Yamina Seeks Second Vote on Citizenship Law

YERUSHALAYIM
Arab MKs and UTJ MK Rabbi Moshe Gafni (back to camera) during the Knesset debate on the Citizenship Law, Monday night. (Yonatan Sindel/Flash90)

Despite the embarrassing defeat of the coalition-backed extension of the Citizenship Law, the Yamina party was getting ready for another try on Tuesday, before the existing law expires.

Interior Minister Ayelet Shaked (Yamina), who had worked day and night to reach a compromise with recalcitrant coalition partners in order to gain passage, said she intended to bring the matter for another vote in the Knesset on Tuesday, according to The Times of Israel.

It was not immediately clear how she hoped to improve on the 59-59 outcome late Monday night in a long, raucous plenary session. The vote had been postponed twice before in recent days for lack of a majority; but coalition leaders, thinking they had enough votes on Monday night, evidently miscounted.

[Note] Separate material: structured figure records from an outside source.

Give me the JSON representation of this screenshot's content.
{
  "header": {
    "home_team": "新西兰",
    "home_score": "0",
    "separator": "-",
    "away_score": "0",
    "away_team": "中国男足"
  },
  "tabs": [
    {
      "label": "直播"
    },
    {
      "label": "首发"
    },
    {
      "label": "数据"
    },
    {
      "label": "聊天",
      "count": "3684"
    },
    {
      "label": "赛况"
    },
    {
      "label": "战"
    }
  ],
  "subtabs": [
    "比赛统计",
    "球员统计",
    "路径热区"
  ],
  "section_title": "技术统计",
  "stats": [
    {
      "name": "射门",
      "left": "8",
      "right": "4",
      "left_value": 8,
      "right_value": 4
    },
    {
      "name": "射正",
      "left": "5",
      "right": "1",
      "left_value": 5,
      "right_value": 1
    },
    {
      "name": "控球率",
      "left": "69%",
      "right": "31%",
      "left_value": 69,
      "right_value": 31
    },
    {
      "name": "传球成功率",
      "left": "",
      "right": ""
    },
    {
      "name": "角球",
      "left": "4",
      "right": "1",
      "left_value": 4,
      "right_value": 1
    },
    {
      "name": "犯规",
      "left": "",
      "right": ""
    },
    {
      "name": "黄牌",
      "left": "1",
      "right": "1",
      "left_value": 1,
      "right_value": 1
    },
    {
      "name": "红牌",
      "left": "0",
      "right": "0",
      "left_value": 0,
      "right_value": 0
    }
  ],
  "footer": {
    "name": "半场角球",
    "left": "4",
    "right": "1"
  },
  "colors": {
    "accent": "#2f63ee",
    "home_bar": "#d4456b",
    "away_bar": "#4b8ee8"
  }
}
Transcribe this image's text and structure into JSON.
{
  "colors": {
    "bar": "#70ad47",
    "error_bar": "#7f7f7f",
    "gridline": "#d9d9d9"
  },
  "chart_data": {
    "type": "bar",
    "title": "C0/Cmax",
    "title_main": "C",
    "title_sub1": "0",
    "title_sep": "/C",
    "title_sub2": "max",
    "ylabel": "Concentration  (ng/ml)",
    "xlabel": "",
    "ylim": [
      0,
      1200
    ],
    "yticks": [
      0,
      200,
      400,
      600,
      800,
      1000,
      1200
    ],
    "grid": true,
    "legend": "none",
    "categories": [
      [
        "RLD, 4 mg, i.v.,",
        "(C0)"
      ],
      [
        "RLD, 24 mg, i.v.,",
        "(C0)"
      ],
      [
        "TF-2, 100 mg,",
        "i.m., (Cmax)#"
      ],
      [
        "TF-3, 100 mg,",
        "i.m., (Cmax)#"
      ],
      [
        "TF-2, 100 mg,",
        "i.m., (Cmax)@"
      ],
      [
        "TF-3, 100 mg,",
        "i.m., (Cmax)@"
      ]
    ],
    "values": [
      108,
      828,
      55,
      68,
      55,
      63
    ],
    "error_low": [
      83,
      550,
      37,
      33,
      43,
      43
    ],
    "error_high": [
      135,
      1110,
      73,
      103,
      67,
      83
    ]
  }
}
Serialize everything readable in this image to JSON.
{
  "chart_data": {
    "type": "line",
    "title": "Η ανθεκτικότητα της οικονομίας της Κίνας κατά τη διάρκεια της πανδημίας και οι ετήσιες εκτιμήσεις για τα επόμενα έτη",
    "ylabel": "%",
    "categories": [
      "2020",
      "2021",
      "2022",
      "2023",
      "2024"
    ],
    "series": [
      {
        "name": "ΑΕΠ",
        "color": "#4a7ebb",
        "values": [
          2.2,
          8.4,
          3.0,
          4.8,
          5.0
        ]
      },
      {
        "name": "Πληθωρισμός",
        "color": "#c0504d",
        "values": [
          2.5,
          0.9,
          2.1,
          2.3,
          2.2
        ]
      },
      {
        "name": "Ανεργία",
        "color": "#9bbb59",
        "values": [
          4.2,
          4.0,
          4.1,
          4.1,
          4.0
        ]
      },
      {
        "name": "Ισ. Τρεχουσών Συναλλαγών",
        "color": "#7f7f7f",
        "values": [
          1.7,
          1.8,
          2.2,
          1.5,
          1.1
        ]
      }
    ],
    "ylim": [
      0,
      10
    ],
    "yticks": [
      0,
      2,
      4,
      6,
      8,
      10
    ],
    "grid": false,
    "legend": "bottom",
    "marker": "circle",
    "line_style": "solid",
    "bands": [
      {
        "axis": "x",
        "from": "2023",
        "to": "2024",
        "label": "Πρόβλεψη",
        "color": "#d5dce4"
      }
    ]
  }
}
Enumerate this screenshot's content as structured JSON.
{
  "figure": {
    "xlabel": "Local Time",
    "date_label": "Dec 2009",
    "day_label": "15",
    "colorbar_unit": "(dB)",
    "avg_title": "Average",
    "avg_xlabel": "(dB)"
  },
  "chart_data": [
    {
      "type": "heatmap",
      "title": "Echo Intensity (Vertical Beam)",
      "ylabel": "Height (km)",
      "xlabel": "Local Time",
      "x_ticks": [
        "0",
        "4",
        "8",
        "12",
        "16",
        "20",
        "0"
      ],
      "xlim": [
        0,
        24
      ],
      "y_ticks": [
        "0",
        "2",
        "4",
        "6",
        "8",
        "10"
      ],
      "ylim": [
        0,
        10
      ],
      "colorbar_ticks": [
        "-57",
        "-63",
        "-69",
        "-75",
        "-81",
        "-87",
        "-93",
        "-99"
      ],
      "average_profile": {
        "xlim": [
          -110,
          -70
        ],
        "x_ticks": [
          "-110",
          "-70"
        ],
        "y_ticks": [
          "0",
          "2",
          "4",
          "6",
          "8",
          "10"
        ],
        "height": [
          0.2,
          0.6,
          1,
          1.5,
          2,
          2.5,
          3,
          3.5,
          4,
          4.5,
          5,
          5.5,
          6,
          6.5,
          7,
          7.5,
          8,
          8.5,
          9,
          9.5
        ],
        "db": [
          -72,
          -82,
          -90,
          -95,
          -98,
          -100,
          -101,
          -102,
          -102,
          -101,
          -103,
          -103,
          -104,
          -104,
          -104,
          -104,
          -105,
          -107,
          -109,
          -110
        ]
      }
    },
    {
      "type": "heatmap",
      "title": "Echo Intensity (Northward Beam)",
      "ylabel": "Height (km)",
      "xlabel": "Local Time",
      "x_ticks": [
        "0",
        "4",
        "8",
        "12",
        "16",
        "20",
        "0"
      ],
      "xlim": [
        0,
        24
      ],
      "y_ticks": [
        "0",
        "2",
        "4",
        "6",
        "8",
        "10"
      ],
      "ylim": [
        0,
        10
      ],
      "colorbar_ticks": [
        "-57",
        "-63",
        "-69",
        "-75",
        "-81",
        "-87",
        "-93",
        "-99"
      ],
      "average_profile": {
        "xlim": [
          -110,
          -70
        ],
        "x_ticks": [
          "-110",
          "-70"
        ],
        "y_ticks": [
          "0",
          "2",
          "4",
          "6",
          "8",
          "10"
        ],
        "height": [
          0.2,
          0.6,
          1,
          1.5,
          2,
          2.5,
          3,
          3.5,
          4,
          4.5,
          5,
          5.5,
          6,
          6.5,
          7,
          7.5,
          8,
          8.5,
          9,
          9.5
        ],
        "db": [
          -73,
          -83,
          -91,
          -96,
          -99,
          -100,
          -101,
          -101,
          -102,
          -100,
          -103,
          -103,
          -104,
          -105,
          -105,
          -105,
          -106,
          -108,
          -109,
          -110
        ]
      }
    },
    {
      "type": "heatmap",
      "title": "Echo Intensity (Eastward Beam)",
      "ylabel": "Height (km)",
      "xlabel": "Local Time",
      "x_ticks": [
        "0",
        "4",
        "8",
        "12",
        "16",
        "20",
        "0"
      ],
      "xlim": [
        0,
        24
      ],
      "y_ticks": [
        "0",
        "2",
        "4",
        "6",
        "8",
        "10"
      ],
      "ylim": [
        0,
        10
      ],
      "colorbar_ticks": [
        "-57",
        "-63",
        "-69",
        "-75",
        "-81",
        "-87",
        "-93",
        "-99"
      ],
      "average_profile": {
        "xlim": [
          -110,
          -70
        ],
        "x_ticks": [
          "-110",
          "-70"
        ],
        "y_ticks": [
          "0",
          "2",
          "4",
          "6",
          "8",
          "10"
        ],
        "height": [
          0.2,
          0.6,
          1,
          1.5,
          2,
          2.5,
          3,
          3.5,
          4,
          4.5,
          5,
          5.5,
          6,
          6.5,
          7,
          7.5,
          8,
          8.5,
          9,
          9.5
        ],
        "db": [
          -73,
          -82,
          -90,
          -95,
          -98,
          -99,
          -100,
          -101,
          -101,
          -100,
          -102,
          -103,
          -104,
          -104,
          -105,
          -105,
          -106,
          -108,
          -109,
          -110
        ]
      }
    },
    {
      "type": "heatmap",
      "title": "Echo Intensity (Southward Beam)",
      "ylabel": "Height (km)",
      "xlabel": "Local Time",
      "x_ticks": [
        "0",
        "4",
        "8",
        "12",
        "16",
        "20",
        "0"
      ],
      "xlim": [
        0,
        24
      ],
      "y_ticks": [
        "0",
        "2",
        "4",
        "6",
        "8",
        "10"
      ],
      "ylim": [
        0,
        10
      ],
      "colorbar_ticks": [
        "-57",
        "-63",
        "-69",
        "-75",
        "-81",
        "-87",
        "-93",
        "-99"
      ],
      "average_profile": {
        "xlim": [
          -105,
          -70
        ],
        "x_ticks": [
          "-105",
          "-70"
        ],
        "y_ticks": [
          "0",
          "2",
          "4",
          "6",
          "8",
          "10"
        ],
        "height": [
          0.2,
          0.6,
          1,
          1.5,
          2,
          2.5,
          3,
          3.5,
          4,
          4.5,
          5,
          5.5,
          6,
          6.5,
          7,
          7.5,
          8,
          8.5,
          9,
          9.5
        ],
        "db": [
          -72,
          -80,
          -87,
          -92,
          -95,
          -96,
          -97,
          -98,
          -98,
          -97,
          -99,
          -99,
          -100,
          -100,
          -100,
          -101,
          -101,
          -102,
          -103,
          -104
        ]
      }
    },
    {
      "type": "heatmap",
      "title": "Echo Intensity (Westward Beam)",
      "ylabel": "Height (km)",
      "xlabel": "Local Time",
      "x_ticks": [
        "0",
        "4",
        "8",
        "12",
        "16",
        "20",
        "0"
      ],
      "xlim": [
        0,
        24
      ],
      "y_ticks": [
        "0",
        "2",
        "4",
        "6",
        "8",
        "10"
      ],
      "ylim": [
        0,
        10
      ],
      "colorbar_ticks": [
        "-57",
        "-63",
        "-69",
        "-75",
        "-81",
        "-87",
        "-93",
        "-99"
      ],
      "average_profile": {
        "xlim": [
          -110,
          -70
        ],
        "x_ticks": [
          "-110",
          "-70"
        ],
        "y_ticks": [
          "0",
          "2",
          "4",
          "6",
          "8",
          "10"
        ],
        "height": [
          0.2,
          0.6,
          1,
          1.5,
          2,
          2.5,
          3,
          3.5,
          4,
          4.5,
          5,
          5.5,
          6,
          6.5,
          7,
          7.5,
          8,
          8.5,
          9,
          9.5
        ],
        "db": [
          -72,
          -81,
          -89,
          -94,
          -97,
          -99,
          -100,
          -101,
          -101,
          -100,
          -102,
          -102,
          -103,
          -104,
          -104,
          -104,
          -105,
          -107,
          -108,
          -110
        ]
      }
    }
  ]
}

Prime Minister Naftali Bennett was still sputtering on Tuesday afternoon over the parliamentary fiasco, accusing the opposition of putting politics above national security.

“The opposition last night purposefully and directly harmed the state’s security. Out of some sort of spite and frustration, they damaged the country,” he charged.

Foreign Minister Yair Lapid, Prime Minister Naftali Bennett and Justice Minister Gideon Saar at the Knesset, Monday night. (Yonatan Sindel/Flash90)

The Citizenship, a.k.a. family reunification law, blocks the automatic granting of Israeli citizenship or residency to Palestinians on the basis of marriage to an Israeli. The security establishment assesses that some 200,000 Palestinians would qualify for Israeli citizenship or residency each decade without the law, Channel 12 reported.

Ra’am MK Walid Taha shed some light on the behind-the-scenes of the previous night, explaining that he decided to vote for the bill Shaked promised major changes.

Taha told Channel 12 News that the law, which first passed in 2003, is “anti-democratic, anti-citizen,” but this year it arrived in a “completely different format.” He said that the Bennett-Lapid government promised “to reconsider all requests” for citizenship of Palestinians married to Israelis.

According to Taha, Shaked agreed to first handle 2,000 cases of citizenship requests, and then “to create a committee to deal with it on a permanent basis… we succeeded in coming to an agreement to change everything.”

Although Bennett said prior to the vote that his coalition would stand or fall on the outcome, the government did not fall. That’s because, in order to bring down a government and call new elections, the opposition must have a majority of 61 of the 120 MKs backing a designated candidate for prime minister, in a formal motion of no confidence in the government. Those conditions were not met.

Whether Bennett was aware of that, and intended his remark to be merely rhetorical, or not, was not immediately known.